Step 1: Check that the conclusion holds for $n=1$ (which is immediate and necessary, but absent in your proof);

Step 2: Given that the conclusion holds for some $n\ge 1$ (i.e., $a_n\ge 2^{g(n)}$), show that it also holds for $n+1$, i.e., $a_{n+1}\ge 2^{g(n+1)}$. One way to show this is by first proving that the function $$f(x)=\left(x+\frac 1x\right)^\lambda$$ is strictly increasing when $x\ge 1$, which is not difficult. With this result, we will see that $$a_{n+1}=\left(a_n+\frac{1}{a_n}\right)^\lambda\ge \left(2^{g(n)}+2^{-g(n)}\right)^\lambda>2^{\lambda g(n)}=2^{g(n+1)}.$$ Completing the two steps yields the desired result.

Answer 2

$$a_{n+1} > 2^{g(n)}$$ The statement holds true for $n+1$

Correct, but it is not the statement you are after. You need to show that $$a_{n+1} > 2^{g(n+1)}$$

Assuming $a_n > 2^{\lambda^{n-1}}$ we have $$a^{n+1} = \left(a_n + \frac{1}{a_n}\right)^{\lambda} > a_n^{\lambda} > \left({{2^\lambda}^{n-1}}\right)^\lambda = \left(2^\lambda\right)^n$$

Answer 3

Method 1

You're on the right track, but you're forgetting some bits along the road.

Suppose $a_n\ge 2^{g(n)}$. Then $a_n+\dfrac{1}{a_n}\ge 2^{g(n)}$ as well, so $$ a_{n+1}=\left(a_n+\frac{1}{a_n}\right)^{\!\lambda} \ge (2^{g(n)})^{\lambda}=2^{\lambda g(n)} $$ Now $\lambda g(n)=\lambda\cdot \lambda^{n-1}=\lambda^n=g(n+1)$.

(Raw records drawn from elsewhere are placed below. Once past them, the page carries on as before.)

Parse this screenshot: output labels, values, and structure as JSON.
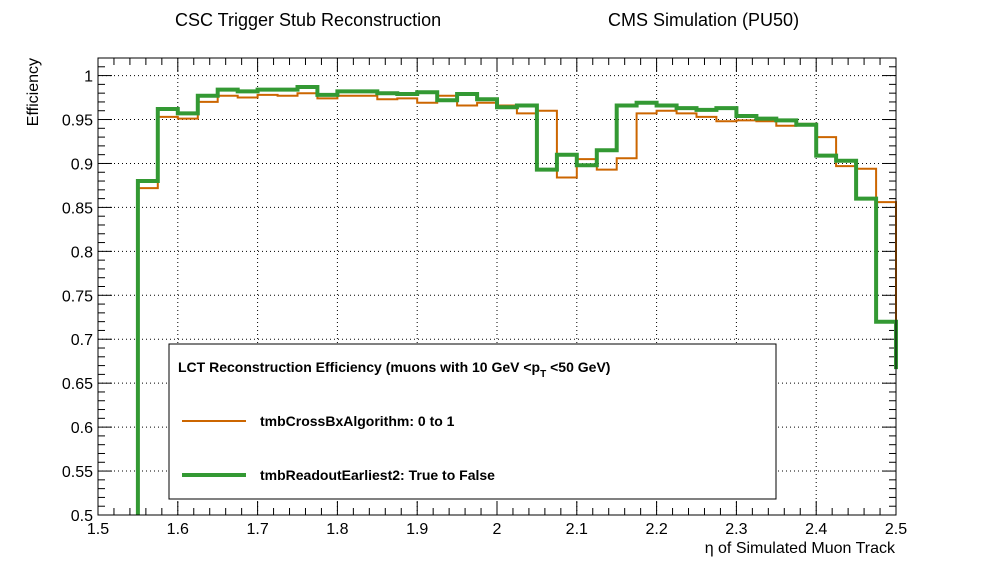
{
  "chart_data": {
    "type": "line",
    "title_left": "CSC Trigger Stub Reconstruction",
    "title_right": "CMS Simulation (PU50)",
    "xlabel": "η of Simulated Muon Track",
    "ylabel": "Efficiency",
    "xlim": [
      1.5,
      2.5
    ],
    "ylim": [
      0.5,
      1.02
    ],
    "xticks": [
      "1.5",
      "1.6",
      "1.7",
      "1.8",
      "1.9",
      "2",
      "2.1",
      "2.2",
      "2.3",
      "2.4",
      "2.5"
    ],
    "yticks": [
      "0.5",
      "0.55",
      "0.6",
      "0.65",
      "0.7",
      "0.75",
      "0.8",
      "0.85",
      "0.9",
      "0.95",
      "1"
    ],
    "grid": true,
    "legend": {
      "header_main": "LCT Reconstruction Efficiency  (muons with 10 GeV <p",
      "header_sub": "T",
      "header_tail": " <50 GeV)",
      "placement": "bottom-center"
    },
    "bin_edges": [
      1.55,
      1.575,
      1.6,
      1.625,
      1.65,
      1.675,
      1.7,
      1.725,
      1.75,
      1.775,
      1.8,
      1.825,
      1.85,
      1.875,
      1.9,
      1.925,
      1.95,
      1.975,
      2.0,
      2.025,
      2.05,
      2.075,
      2.1,
      2.125,
      2.15,
      2.175,
      2.2,
      2.225,
      2.25,
      2.275,
      2.3,
      2.325,
      2.35,
      2.375,
      2.4,
      2.425,
      2.45,
      2.475,
      2.5
    ],
    "series": [
      {
        "name": "tmbCrossBxAlgorithm: 0 to 1",
        "color": "#cc6600",
        "values": [
          0.872,
          0.953,
          0.951,
          0.97,
          0.977,
          0.975,
          0.978,
          0.977,
          0.98,
          0.974,
          0.977,
          0.977,
          0.973,
          0.974,
          0.969,
          0.977,
          0.966,
          0.969,
          0.966,
          0.957,
          0.96,
          0.884,
          0.905,
          0.893,
          0.906,
          0.957,
          0.96,
          0.957,
          0.953,
          0.948,
          0.949,
          0.948,
          0.943,
          0.945,
          0.93,
          0.897,
          0.894,
          0.856,
          0.72
        ]
      },
      {
        "name": "tmbReadoutEarliest2: True to False",
        "color": "#339933",
        "values": [
          0.88,
          0.962,
          0.957,
          0.977,
          0.984,
          0.982,
          0.984,
          0.984,
          0.987,
          0.978,
          0.982,
          0.982,
          0.98,
          0.979,
          0.981,
          0.972,
          0.979,
          0.973,
          0.964,
          0.966,
          0.893,
          0.91,
          0.898,
          0.915,
          0.966,
          0.969,
          0.966,
          0.963,
          0.961,
          0.963,
          0.954,
          0.951,
          0.949,
          0.944,
          0.909,
          0.903,
          0.86,
          0.72,
          0.666
        ]
      }
    ]
  }
}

The missing step is checking the statement for $n=2$, that is $$ a_2\ge 2^{g(2)}=2^\lambda $$ But, by definition, $$ a_2=(1+1)^\lambda=2^{\lambda} $$

Method 2

You seem to be trying to show that $a_{n+1}-2^{g(n+1)}\ge0$, but you're starting from the wrong direction.